On the mood board for Ennio Capasa's new collection was a photo of James Chance, the New York no-waver who combined the style of Frank Sinatra with the attitude of Johnny Rotten. In other words, the perfect poster boy for Capasa's theme: rebel tailoring. The designer took a scalpel—or rather, a laser—to menswear classics like the black trench composed of three layers of fabric that, when laser-cut, left a striking rim of red thread as a graphic outline against the black. Other hems were left raw and singed by the laser's kiss.

Capasa is mesmerized by experimental techniques. He dispensed with stitched seams in favor of heat-sealed bonding, and sliced and diced clothes together. That meant the wool sleeves of a loden coat were replaced by khaki leather, while quilted motocross detailing was hybridized into a cardigan. And the designer did away with shirts and ties altogether in favor of punky striped mohair sweaters.

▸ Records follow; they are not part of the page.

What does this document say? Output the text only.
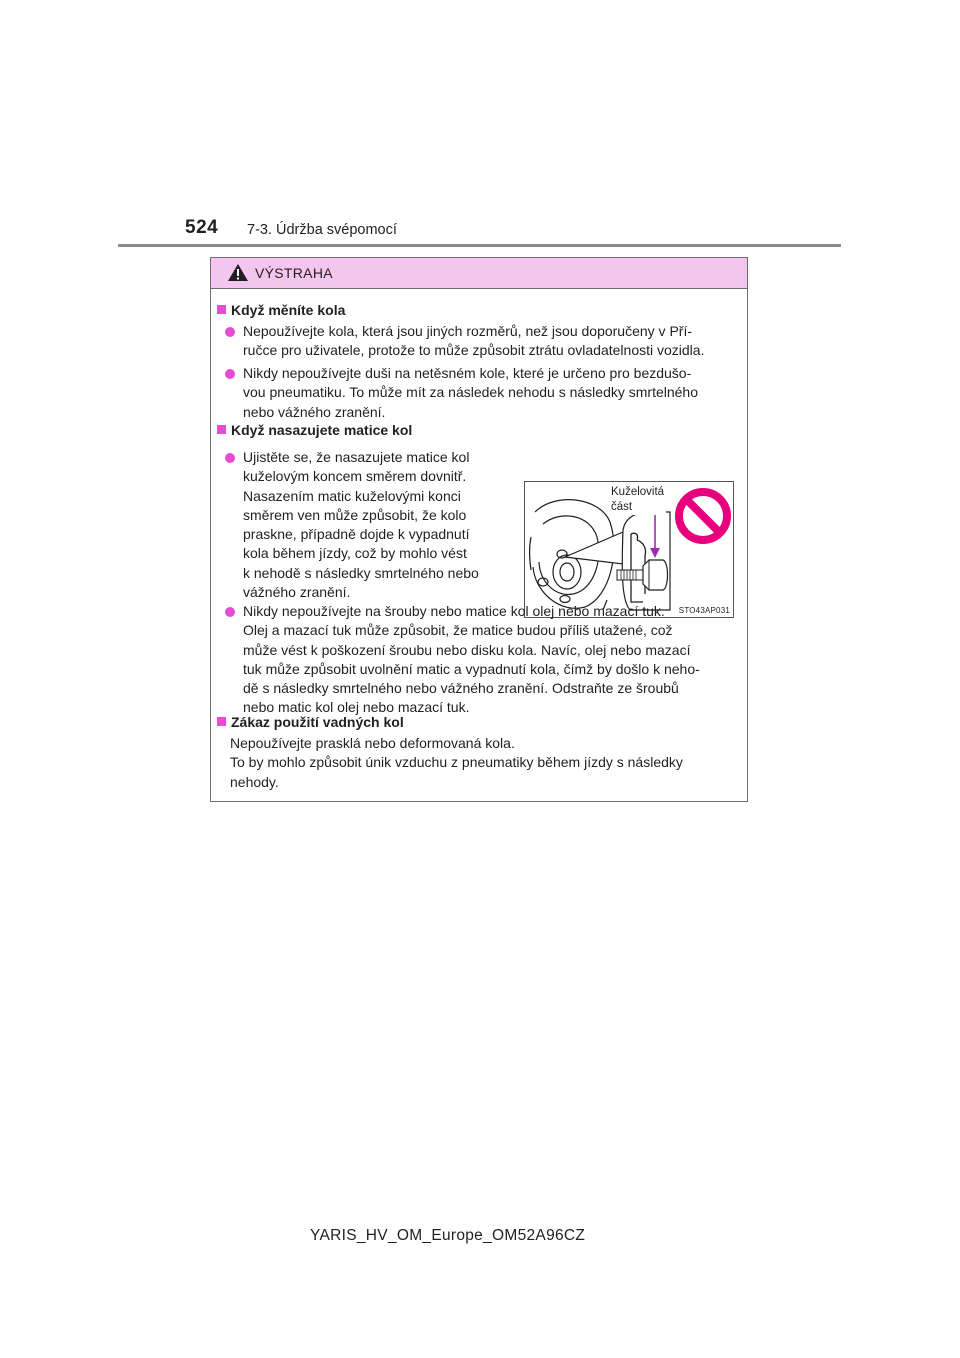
524 7-3. Údržba svépomocí
VÝSTRAHA
Když měníte kola
Nepoužívejte kola, která jsou jiných rozměrů, než jsou doporučeny v Pří-
ručce pro uživatele, protože to může způsobit ztrátu ovladatelnosti vozidla.
Nikdy nepoužívejte duši na netěsném kole, které je určeno pro bezdušo-
vou pneumatiku. To může mít za následek nehodu s následky smrtelného
nebo vážného zranění.
Když nasazujete matice kol
Ujistěte se, že nasazujete matice kol
kuželovým koncem směrem dovnitř.
Nasazením matic kuželovými konci
směrem ven může způsobit, že kolo
praskne, případně dojde k vypadnutí
kola během jízdy, což by mohlo vést
k nehodě s následky smrtelného nebo
vážného zranění.
Kuželovitá
část
STO43AP031
Nikdy nepoužívejte na šrouby nebo matice kol olej nebo mazací tuk.
Olej a mazací tuk může způsobit, že matice budou příliš utažené, což
může vést k poškození šroubu nebo disku kola. Navíc, olej nebo mazací
tuk může způsobit uvolnění matic a vypadnutí kola, čímž by došlo k neho-
dě s následky smrtelného nebo vážného zranění. Odstraňte ze šroubů
nebo matic kol olej nebo mazací tuk.
Zákaz použití vadných kol
Nepoužívejte prasklá nebo deformovaná kola.
To by mohlo způsobit únik vzduchu z pneumatiky během jízdy s následky
nehody.
YARIS_HV_OM_Europe_OM52A96CZ
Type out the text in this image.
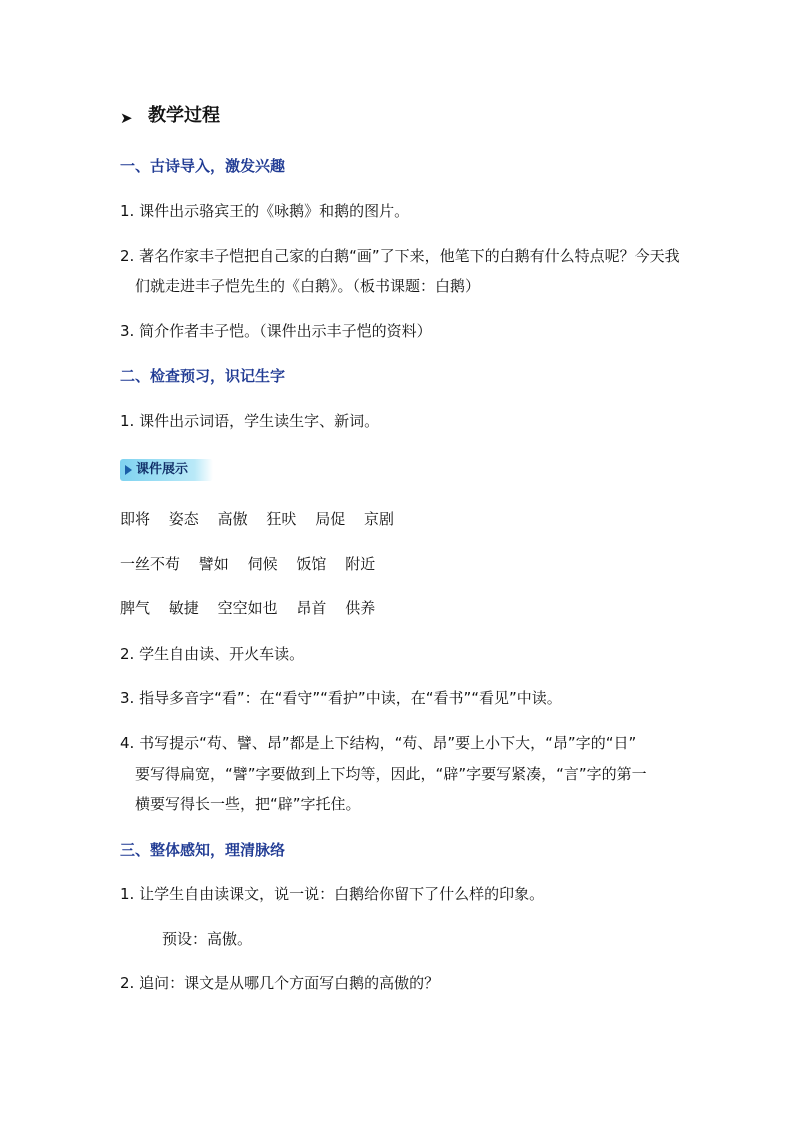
➤ 教学过程
一、古诗导入，激发兴趣
1. 课件出示骆宾王的《咏鹅》和鹅的图片。
2. 著名作家丰子恺把自己家的白鹅“画”了下来，他笔下的白鹅有什么特点呢？今天我
们就走进丰子恺先生的《白鹅》。（板书课题：白鹅）
3. 简介作者丰子恺。（课件出示丰子恺的资料）
二、检查预习，识记生字
1. 课件出示词语，学生读生字、新词。
课件展示
即将 姿态 高傲 狂吠 局促 京剧
一丝不苟 譬如 伺候 饭馆 附近
脾气 敏捷 空空如也 昂首 供养
2. 学生自由读、开火车读。
3. 指导多音字“看”：在“看守”“看护”中读，在“看书”“看见”中读。
4. 书写提示“苟、譬、昂”都是上下结构，“苟、昂”要上小下大，“昂”字的“日”
要写得扁宽，“譬”字要做到上下均等，因此，“辟”字要写紧凑，“言”字的第一
横要写得长一些，把“辟”字托住。
三、整体感知，理清脉络
1. 让学生自由读课文，说一说：白鹅给你留下了什么样的印象。
预设：高傲。
2. 追问：课文是从哪几个方面写白鹅的高傲的？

The rawness and urgency worked wonders for the collection, which has lately felt like it was drifting a little too far from Costume National's original appeal. Take the tuxedo jacket on today's runway: A staple of the house, it was reconfigured here in knit with a black leather lapel and modeled by Capasa's son. In March, the designer launches his new venture EEQUAL—120 stores in collaboration with Italy's Gruppo Coin. Selling eight collections a year, it will be, he says, "democratic," i.e., something along the Uniqlo model. So maybe this Costume collection could be seen as a forerunner for the cross-generational action to come.